Warga memilih bertahan di luar rumah karena khawatir bangunan yang telah mengalami kerusakan kembali roboh akibat guncangan berikutnya.
Situasi semakin sulit karena listrik masih padam dan jaringan telekomunikasi mengalami gangguan.
Meski komunikasi masih dapat dilakukan di beberapa titik, jaringan belum sepenuhnya normal sehingga warga maupun petugas mengalami kendala dalam menyampaikan informasi dan melakukan koordinasi.
Gangguan komunikasi ini menjadi persoalan serius di tengah kondisi darurat.
Informasi mengenai korban, kerusakan bangunan, kebutuhan logistik hingga kondisi desa-desa yang terdampak belum seluruhnya dapat disampaikan secara cepat.
Sejumlah akses jalan juga masih lumpuh akibat longsor. Kondisi tersebut membuat proses pendataan dan penanganan di beberapa wilayah Palue semakin terkendala.
Berdasarkan laporan sementara hingga pukul 22.00 WITA, sedikitnya 141 rumah mengalami rusak berat di lima desa. Selain itu, satu warga dilaporkan meninggal dunia, sementara sejumlah warga lainnya mengalami luka berat.
Namun, angka tersebut belum final. Tiga desa lainnya masih dalam proses pendataan karena petugas menghadapi keterbatasan akses dan komunikasi.
Di tengah situasi tersebut, warga Palue harus melewati masa darurat dengan penerangan terbatas, akses yang terganggu, serta terus dibayangi guncangan gempa susulan.
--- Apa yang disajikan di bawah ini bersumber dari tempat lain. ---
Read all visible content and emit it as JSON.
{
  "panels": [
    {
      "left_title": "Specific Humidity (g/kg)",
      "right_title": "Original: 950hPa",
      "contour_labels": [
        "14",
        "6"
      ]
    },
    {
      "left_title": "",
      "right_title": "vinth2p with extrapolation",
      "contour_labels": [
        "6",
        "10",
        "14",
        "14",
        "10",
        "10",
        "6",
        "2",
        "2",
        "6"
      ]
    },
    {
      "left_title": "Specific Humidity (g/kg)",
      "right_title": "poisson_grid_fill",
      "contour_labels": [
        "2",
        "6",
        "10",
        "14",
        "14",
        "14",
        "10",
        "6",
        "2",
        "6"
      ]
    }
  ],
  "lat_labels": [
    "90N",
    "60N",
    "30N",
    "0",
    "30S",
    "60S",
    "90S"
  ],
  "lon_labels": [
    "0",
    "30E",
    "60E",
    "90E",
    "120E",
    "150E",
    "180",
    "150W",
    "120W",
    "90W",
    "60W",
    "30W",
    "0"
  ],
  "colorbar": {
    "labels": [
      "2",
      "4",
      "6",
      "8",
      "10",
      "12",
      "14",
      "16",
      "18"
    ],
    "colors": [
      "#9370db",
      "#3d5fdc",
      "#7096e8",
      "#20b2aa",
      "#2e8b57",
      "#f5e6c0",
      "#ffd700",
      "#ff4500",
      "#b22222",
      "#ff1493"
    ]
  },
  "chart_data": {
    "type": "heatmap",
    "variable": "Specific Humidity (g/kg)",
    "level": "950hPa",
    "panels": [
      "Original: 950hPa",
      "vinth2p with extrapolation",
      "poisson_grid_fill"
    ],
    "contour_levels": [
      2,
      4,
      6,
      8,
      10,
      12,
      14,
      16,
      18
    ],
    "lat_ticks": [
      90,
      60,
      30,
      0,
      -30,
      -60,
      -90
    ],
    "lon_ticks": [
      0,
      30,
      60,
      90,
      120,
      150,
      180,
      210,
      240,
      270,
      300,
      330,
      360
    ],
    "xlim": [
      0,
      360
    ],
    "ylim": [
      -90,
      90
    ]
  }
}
Pemerintah dan tim gabungan diharapkan segera mempercepat pembukaan akses yang tertutup longsor, pemulihan jaringan listrik dan telekomunikasi, serta memastikan kebutuhan dasar warga terdampak dapat segera terpenuhi.
Demikian laporan sementara yang dihimpun media ini dari kondisi terkini di Palue.